Inspirasi Mengambil Keputusan

Elang

Konon elang adalah jenis unggas yang memiliki umur yang paling panjang didunia. Umurnya dapat mencapai 70 tahun. Tetapi untuk mencapai umur sepanjang itu, seekor elang harus membuat keputusan yang sangat berat pada umurnya yang ke-40. Ketika elang berumur 40 tahun, kukunya mulai menua, paruhnya menjadi panjang dan bengkok hingga hampir menyentuh dadanya.
Sayapnya menjadi sangat berat karena bulunya tumbuh lebat dan tebal, sehingga sangat menyulitkan pada waktu terbang.

Pada waktu itu elang mempunyai dua pilihan:

  • Menunggu kematian atau,
  • Mengalami suatu proses transformasi yang sangat menyakitkan, suatu proses tranformasi yang panjang selama 150 hari.

Untuk melakukan transformasi itu, elang harus berusaha keras keatas puncak gunung kemudian membuat sarang ditepi jurang, berhenti, dan tinggal disana selama proses transformasi berlangsung.

Pertama-tama, elang harus mematukkan paruhnya pada batu karang sampai paruh tersebut terlepas dari mulutnya kemudian berdiam beberapa lama menunggu tumbuhnya paruh.

Dengan paruh yang baru tumbuh itu, ia harus mencabut satu per satu kuku-kukunya. Dan ketika itu kuku yang baru tumbuh, ia akan mencabut bulu-bulu badannya satu demi satu.
Suatu proses yang panjang dan menyakitkan.

Lima bulan kemudian, bulu-bulu elang yang baru tumbuh. Elang mulai dapat terbang kembali. Dengan paruh yang dan kuku baru, elang tersebut mulai menjalani 30 tahun kehidupan barunya dengan penuh tenaga.
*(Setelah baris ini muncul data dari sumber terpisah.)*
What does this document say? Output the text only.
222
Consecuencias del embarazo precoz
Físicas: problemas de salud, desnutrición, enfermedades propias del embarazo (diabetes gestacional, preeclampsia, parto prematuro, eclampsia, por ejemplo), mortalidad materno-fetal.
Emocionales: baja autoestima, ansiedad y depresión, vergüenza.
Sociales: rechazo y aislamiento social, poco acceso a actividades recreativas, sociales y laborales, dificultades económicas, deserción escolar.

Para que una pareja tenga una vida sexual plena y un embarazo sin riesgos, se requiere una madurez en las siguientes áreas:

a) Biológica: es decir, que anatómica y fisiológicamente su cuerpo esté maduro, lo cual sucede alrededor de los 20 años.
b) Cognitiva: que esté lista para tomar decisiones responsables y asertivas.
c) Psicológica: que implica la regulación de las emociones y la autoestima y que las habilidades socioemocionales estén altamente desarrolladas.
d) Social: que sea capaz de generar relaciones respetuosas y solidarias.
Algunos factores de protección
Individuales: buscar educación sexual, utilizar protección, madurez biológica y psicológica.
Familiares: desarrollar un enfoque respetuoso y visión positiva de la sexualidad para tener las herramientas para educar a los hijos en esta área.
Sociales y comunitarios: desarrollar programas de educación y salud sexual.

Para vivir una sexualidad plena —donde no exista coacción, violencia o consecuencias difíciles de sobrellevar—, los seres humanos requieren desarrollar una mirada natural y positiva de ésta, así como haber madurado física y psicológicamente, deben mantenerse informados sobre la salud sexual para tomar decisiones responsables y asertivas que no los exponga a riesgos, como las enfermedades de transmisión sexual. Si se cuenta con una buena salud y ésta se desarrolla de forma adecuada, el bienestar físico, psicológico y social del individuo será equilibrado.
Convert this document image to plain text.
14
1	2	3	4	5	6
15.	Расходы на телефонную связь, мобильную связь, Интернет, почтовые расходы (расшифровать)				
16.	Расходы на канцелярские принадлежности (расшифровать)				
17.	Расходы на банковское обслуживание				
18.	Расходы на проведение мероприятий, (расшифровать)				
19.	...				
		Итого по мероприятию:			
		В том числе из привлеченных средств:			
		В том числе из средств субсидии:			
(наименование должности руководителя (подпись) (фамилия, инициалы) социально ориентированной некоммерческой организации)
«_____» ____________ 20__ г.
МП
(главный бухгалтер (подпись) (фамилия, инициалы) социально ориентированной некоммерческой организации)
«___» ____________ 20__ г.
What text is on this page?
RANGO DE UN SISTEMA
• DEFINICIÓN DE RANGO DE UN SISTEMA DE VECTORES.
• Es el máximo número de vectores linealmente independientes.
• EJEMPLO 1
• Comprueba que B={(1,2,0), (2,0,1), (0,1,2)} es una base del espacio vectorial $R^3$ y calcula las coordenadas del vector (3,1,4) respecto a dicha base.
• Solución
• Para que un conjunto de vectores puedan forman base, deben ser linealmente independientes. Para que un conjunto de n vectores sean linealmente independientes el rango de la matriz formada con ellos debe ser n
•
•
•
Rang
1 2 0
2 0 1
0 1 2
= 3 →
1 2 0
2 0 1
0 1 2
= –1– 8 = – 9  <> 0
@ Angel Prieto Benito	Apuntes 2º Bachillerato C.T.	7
Dalam kehidupan kita ini, kadang juga harus melakukan suatu keputusan yang sangat berat untuk memulai suatu proses pembaharuan.

Kita harus berani dan mau membuang semua kebiasaan lama yang konservatif, meskipun kebisaan lama itu adalah sesuatu yang menyenangkan dan melenakan.

Kita harus rela untuk meninggalkan perilaku lama kita agar dapat mulai terbang lagi menggapai tujuan yang lebih baik dimasa depan.

Hanya bila kita bersedia melepaskan beban lama, membuka diri untuk belajar hal-hal yang baru, kita baru mempunyai kesempatan untuk mengembangkan kemampuan kita yang terpendam,
mengasah keahlian baru dan menatap masa depan dengan penuh keyakinan.

Halangan terbesar untuk berubah terletak pada diri kita sendiri dan Andalah sang penguasa atas diri Anda.

Jangan biarkan masa lalu menumpulkan rasa dan melayukan semangat kita. Anda adalah elang-elang itu.

PERUBAHAN PASTI TERJADI, MAKA ITU, KITA HARUS BERUBAH !!!